After memory care, the new owners are planning to examine options for adding other new service lines.

Transactions in senior housing have been somewhat sluggish, as high prices sidelined some major real estate investment trusts (REITs) and other buyers early in the year. A recent uptick in acquisitions, including a $1.15 billion portfolio deal, sparked speculation that activity might be again ramping up. However, this CPF transaction should not necessarily be cited as further evidence of any larger shifts in the marketplace.

“The sellers were at the end of their fund life and it was time for them to sell, and Bill [Doniger] had the rights to market [the portfolio],” Rijos said. “That happens in private equity, funds have to capitalize, they have to sell.

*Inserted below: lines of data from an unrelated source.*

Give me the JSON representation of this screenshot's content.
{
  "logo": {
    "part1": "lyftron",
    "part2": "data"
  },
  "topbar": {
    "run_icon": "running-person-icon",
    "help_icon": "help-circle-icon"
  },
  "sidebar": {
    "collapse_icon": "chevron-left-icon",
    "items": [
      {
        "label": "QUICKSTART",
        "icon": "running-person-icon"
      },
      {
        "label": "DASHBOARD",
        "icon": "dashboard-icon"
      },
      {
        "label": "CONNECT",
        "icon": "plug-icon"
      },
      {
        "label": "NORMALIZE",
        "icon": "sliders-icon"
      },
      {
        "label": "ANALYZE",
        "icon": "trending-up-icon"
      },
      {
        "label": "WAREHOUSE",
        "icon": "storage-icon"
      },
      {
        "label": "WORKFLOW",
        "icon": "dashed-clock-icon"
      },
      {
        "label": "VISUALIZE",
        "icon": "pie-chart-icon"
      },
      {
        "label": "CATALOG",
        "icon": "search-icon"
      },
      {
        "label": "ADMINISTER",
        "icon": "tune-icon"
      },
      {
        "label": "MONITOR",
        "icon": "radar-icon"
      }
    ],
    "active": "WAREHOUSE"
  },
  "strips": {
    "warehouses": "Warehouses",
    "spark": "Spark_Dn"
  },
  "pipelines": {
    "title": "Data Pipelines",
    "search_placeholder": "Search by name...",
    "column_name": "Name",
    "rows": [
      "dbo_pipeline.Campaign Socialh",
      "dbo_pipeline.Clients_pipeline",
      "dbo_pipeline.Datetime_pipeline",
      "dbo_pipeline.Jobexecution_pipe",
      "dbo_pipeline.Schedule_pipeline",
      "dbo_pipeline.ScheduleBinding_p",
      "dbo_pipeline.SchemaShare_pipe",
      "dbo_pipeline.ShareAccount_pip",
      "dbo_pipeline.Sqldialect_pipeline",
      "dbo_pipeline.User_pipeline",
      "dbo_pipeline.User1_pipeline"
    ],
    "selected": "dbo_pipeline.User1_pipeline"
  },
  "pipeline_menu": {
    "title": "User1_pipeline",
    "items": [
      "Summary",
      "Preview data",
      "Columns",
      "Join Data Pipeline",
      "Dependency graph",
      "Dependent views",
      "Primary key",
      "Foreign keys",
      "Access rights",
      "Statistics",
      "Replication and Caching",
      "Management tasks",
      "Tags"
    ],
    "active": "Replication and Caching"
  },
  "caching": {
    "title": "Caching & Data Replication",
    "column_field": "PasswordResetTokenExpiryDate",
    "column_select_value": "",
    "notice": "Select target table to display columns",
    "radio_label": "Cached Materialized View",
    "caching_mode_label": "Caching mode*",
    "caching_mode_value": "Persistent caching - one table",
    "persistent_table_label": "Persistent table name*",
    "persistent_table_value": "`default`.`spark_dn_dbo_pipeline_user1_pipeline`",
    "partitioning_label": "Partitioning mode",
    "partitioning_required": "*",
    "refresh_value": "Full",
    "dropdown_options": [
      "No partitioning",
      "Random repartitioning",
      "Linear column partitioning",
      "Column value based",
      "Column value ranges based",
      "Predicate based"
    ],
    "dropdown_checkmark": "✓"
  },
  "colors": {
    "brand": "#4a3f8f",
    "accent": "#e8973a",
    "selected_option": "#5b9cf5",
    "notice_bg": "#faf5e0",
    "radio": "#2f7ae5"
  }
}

So sometimes, you catch things at an unusual time, but those are the inefficiencies in the marketplace I look for and like.”

As for whether this is the start of anything bigger for Doniger and himself, Rijos said they have nothing else in the works at the moment. However, he is not ruling anything out.

“When we closed this deal today, he and I were laughing, it’s like the old days, let’s do another one next year,” Rijos said. “I wouldn’t be the least bit surprised if he and I do another one at this level of investment or higher.”